Inna opcja to z zabezpieczenia przejść do RR, ekipy zajmującej się sklepikiem, rikszą, czy innymi tematami. Masa to nie tylko zabezpieczanie skrzyżowań, a rąk do pomocy brakuje wszędzie ;-)
Trzecia opcja jest taka, by po prostu nie słuchać, co marudzą. Zazwyczaj nie mają wiele ciekawego do powiedzenia, poza wymienieniem kim według niego jesteś i jak to wspaniale, że akurat jedzie Masa. Z grubsza to zawsze to samo, więc można to olać ;-)

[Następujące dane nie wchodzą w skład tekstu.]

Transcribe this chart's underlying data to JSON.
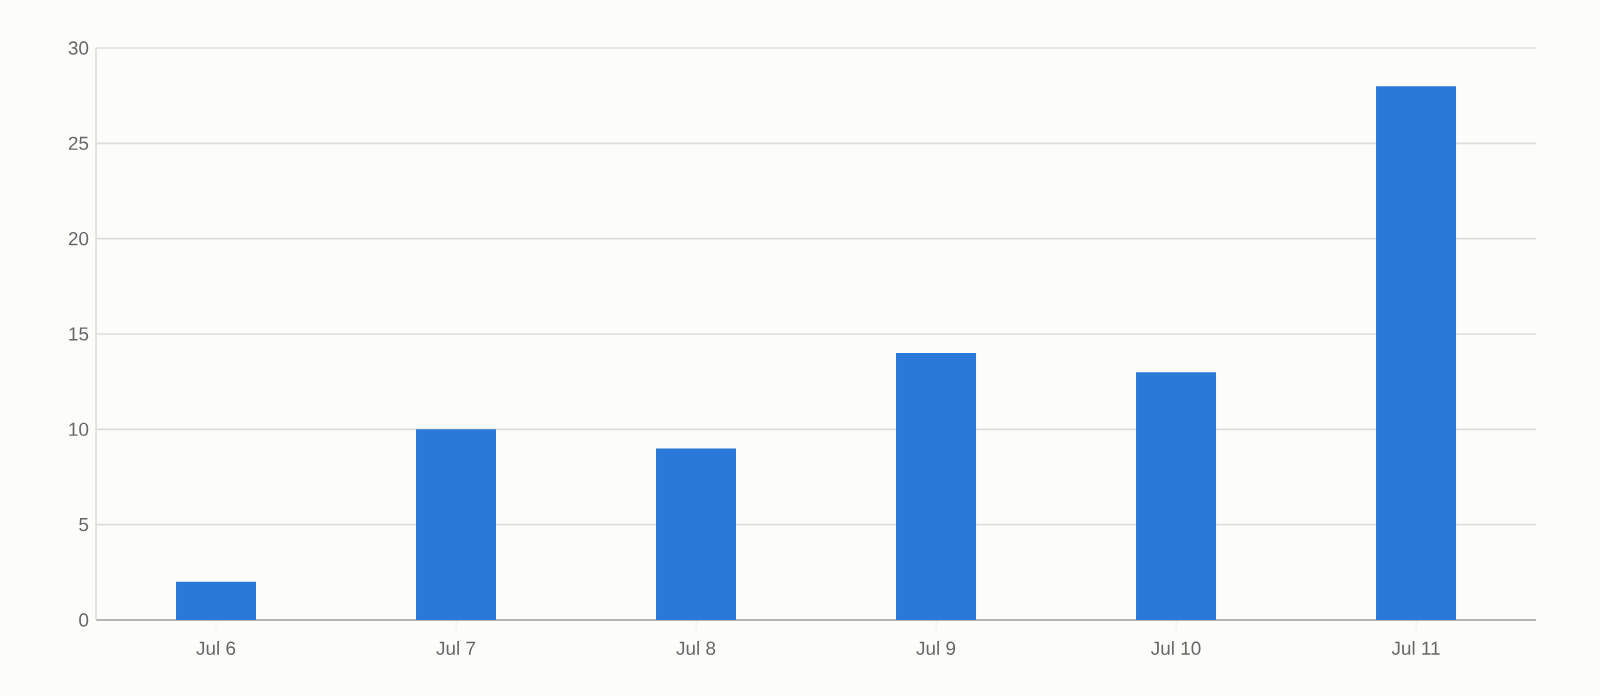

A jak gość jest uparty i nie zauważa, że wcale nie słuchasz, zawsze w połowie Jego wypowiedzi można zacząć nadawać bardzo, bardzo ważny komunikat przez radio. Jak nie masz radia, można przekazać ów bardzo bardzo ważny komunikat ustnie przejeżdżającemu akurat koledze z zabezpieczenia. A później przeprosić, że się kierowcy przerwało i poprosić by kierowca powtórzył co miał do powiedzenia. Po czym w trakcie gdy będzie to robił po pewnym czasie znowu zacząć nadawać ważny komunikat. Góra za piątym razem Gość załapie schemat i zrozumie, że jego narzekanie to tylko jedna z rzeczy, którą się zajmujesz na skrzyżowaniu i to wcale nie najważniejsza ;-)
Kolejna, IMO
najlepsza opcja, wymaga nieco doświadczenia. Polega na tym, by studzić emocję takich kierowców. Można im wskazać objazd, którym ominą Masę, dzięki czemu pozbędziesz się marudy ze skrzyżowania (wymaga znajomości miasta). Można zasugerować, że się gościa puści jeżeli będzie jakaś luka (TYLKO jeżeli jedzie w poprzek Masy) i niech razem z Tobą wypatruje luki zamiast marudzić nad uchem. Można Gościowi wytłumaczyć, że nie Ty decydujesz, więc powinien krzyczeć na ZDM, Inżyniera Ruchu, czy kogokolwiek innego, a później płynnie przejść do narzekania razem z Nim na dziury w jezdni, brak autostrad, nierobów urzędników, wysokie podatki i całe zło tego świata. Można gościowi wmawiać, że to kilka minut tylko i wytrzyma, a później udawać zdziwionego, że tak wyjątkowo długo trwa przejazd.
Inna opcja, to zmieniać się na takich trudnych skrzyżowaniach. Gość nie zdąży Ci wytłumaczyć jak bardzo się śpieszy wraz z umierającą zoną z domu (gdzie zostawił włączone żelazko i obiad na gazie) do płaczącego i tez umierającego dziecka leżącego w przedszkolu i szpitalu jednocześnie, a już przyjedzie kolejny rowerzysta i będzie musiał całą swoją opowieść zaczynać od nowa. To całkiem skuteczna metoda ;-)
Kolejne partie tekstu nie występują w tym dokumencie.